I took the Etch A Sketch up to my room where it could be cloistered in a corner.  The cretins to whom I was related just didn’t appreciate great art.  Perhaps I would have better luck amongst my peers at school.

“What are you doing?” I shouted to a “friend” of mine who was trying to pry the Etch A Sketch from my hands as we waited for the bus on Cyber Monday before it got the Cyber.  “You’re going to shake it up!”

“Isn’t that the point?” he asked.

“I just wanted to show you my work.”

“It’s stupid,” he said.  “My six year old sister could have done that.”

I kept the Etch A Sketch in my school bag, which I carried flat, in my arms, so as not to disturb the delicate arrangement of aluminum filings.  While the teacher tortured us with sums or yet another project involving construction paper and glue, I would periodically peek at the plastic mural in my bag.

“Mark, I don’t see enough glitter on your Santa,” the teacher said.  “I think you need to focus.”

At lunch time I had to be extra vigilant.  By now everyone knew I was guarding a secret in my bag, and I couldn’t just leave it in the classroom.  I would be so nervous that my magnum opus would be defaced by some juice-box-drinking bandit.  So I took the bag with me, and set it on the cafeteria table, and balanced the Styrofoam tray on top of it with my square pizza, pretzel rod, and milk.

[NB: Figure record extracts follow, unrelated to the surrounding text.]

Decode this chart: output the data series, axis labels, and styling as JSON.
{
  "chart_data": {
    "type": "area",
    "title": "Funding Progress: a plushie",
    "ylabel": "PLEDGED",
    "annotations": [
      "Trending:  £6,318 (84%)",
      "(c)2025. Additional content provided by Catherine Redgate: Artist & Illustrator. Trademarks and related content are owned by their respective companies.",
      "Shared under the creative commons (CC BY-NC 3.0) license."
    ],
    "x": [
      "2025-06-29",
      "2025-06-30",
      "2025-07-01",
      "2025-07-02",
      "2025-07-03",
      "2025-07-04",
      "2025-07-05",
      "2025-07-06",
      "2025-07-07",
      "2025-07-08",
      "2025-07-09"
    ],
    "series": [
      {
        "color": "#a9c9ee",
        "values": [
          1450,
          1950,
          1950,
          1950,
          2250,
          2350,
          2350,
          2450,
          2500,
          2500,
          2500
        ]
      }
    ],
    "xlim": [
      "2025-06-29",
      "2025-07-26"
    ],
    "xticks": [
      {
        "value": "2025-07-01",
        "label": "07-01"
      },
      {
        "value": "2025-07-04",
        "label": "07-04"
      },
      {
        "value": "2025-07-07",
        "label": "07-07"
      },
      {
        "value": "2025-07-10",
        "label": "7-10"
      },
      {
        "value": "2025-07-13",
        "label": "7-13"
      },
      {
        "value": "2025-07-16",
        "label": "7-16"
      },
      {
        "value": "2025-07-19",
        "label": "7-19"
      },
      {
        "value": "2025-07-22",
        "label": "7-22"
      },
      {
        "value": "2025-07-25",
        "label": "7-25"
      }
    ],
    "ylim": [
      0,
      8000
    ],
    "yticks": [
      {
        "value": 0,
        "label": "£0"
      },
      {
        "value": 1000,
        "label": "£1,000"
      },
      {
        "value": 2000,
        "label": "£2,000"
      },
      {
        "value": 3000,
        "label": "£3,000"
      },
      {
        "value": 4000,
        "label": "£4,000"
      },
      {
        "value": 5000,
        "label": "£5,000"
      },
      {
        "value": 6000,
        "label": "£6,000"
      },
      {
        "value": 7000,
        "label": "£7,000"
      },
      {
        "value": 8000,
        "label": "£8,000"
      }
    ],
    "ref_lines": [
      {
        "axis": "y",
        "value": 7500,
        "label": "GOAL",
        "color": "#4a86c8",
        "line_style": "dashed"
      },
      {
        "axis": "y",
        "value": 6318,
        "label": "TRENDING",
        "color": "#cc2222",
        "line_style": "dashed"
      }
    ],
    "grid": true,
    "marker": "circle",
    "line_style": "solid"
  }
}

“Mark, why are you eating your lunch on top of your school bag?” everyone asked me.

“Um, the Surgeon General says it prevents rickets,” I said.  “Didn’t you hear?”

Like any kid who walks around school guarding something in a bag, I became a minor celebrity.  As we lined up for the buses at the end of the day, some classmates encircled me, their intentions not completely benign.

“All right,” the ringleader said.  “What do you have in that bag?”

Perhaps I had misjudged them.  Perhaps they would be as entranced by the beauty of “The Spiral” as I was.  So I took it out and showed them.

“That’s it?” they said.  “An Etch A Sketch?”

“Not just any Etch A Sketch,” I said.  “I call it ‘The Spiral.’  Isn’t it grand?”

“I could do better than that,” he said.  And before I could stop him he snatched the Etch A Sketch from my hands and shook it up.  Before I knew what I was doing I was at his throat.  A teacher had to separate us, and of course the thug who ruined my work said that I started the whole thing.  Then I had a chance to explain what happened.  At last, someone would understand what I had gone through the whole day.

“And then he just shook it up, erasing my drawing,” I said.  “It’s like the drawing never happened.”

The teacher looked at me, and looked at the Etch A Sketch, its red plastic chassis glowing in the afternoon sun, and said, “But isn’t that the point?”